Just like the backstories, the variety of dishes within the cookbook is straight bonkers. There are lamb stews and veggie curries next to cantaloupe juice cocktails and spiced beet dips, fish balls and childhood-favorite chicken livers on toast explained near recipes for egg salad sandwiches or the potato latkes the namesake Jack (Dean’s grandfather) sold as a young boy in the shtetls. Want a healthy lunch, like the miraculously mayonnaise-free tuna salad or avocado toast? There’s a recipe for that, as well as fried zucchini chips with smoked paprika aioli and a caramel-soaked dessert named for the Afrikaans word for “marshmallow.” Readers flipping through the colorful pages in pristinely curated boutiques might be confused about the through line in these flavors, but in person—whether on its inviting benches or your own crumb-filled couch—it all works just as well.
The restaurant famously serves up dishes that are unique but accessible, but after working my way through the book, I realized that there’s nothing downright simple. The food may have an ease about it, and the majority of dishes aren’t difficult to create, but even straightforward ones require finesse and care. Poached eggs with toasted tomato and haloumi, for example—a meal whose name precisely outlines what it is—calls for a 75-minute oven roast of the thyme-covered tomatoes. “I think simple food is the hardest food to make,” Jaksic says, and after shrinking tomatoes in a skillet because I was too hungry to care, I’d have to agree. (It was still fantastic.)
Other items are sneakily difficult, too: Jaksic jokingly references the Goodfellas garlic-slicing prison scene in reference to the mixed preparation of her raw-and-cooked roasted cauliflower, and the duck bacon, which has a dedicated two-page photographic guide to curing and smoking it at home, is the book’s most labor-intensive.
Any challenge with these recipes likely won’t come from the preparation, but ingredient sourcing; I went to a grocery store, an Asian market, a health-food shop, and a Whole Foods in Los Angeles and still couldn’t find Hungarian paprika (which is a little bit sweeter than regular paprika). After searching for and failing to find kecap manis (a sweet Indonesian soy sauce), I eventually resorted to making my own. When Jaksic tested the recipes in Nashville, she struggled to find watercress and her preferred version of labneh, trying various kinds sold within the city’s Kurdish-American community. While speaking with her, I could hear her concern about the produce also varying from location to location. Here was the chef behind of one of New York’s quintessentially hip restaurants hoping a Montana-based reader could find the right vegetables in the wrong season to lovingly make these creations.

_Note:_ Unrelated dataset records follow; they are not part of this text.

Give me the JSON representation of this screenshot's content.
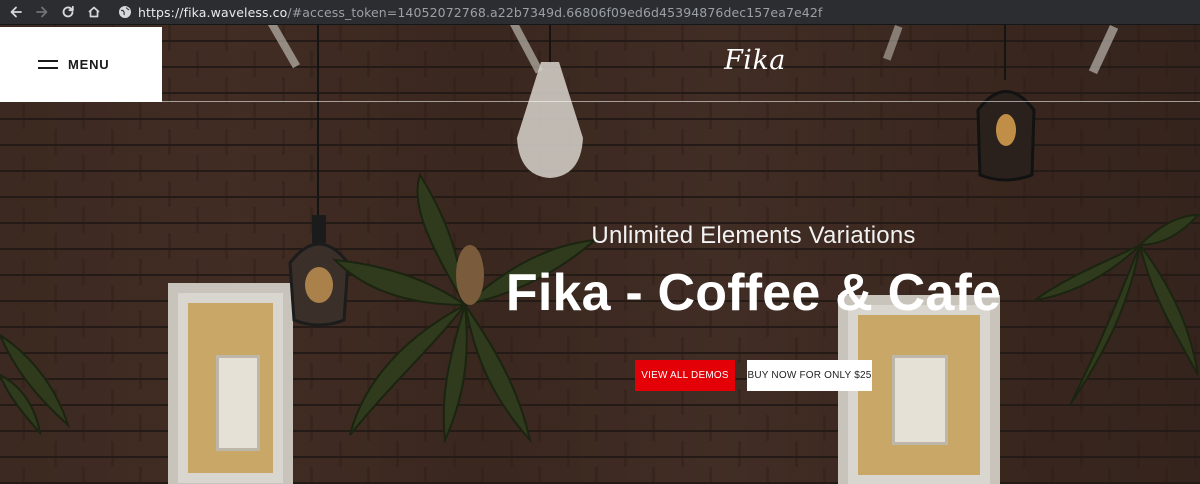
{
  "browser": {
    "url_domain": "https://fika.waveless.co",
    "url_rest": "/#access_token=14052072768.a22b7349d.66806f09ed6d45394876dec157ea7e42f"
  },
  "header": {
    "menu_label": "MENU",
    "logo_text": "Fika"
  },
  "hero": {
    "subtitle": "Unlimited Elements Variations",
    "title": "Fika - Coffee & Cafe",
    "buttons": {
      "demos_label": "VIEW ALL DEMOS",
      "buy_label": "BUY NOW FOR ONLY $25"
    }
  },
  "colors": {
    "accent_red": "#e30007",
    "menu_bg": "#ffffff",
    "browser_bar": "#2b2d31"
  },
  "icons": {
    "back": "arrow-left-icon",
    "forward": "arrow-right-icon",
    "reload": "reload-icon",
    "home": "home-icon",
    "site": "globe-icon",
    "menu": "hamburger-icon"
  }
}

Like recipes passed down between generations, every dish you make and devour from Jack’s Wife Freda’s first cookbook will taste like home cooking, yet slightly different from their own home cooking. My attempt at the famed peri-peri chicken, served with a side of chopped salad, couscous, and hot sauce, was easily one of the best I’ve ever made—but more of an homage to the restaurant than a duplication. When I ran out of arugula and wanted to make the tuna salad again, I used kale and radishes; it was just as delightful. I may be the only one craving an exact replica of this New York institution from afar—which is impossible, for reasons ranging from ingredients to, well, a propensity to lazily chop things with a steak knife—but no matter which way you slice it, these recipes are pretty damn good.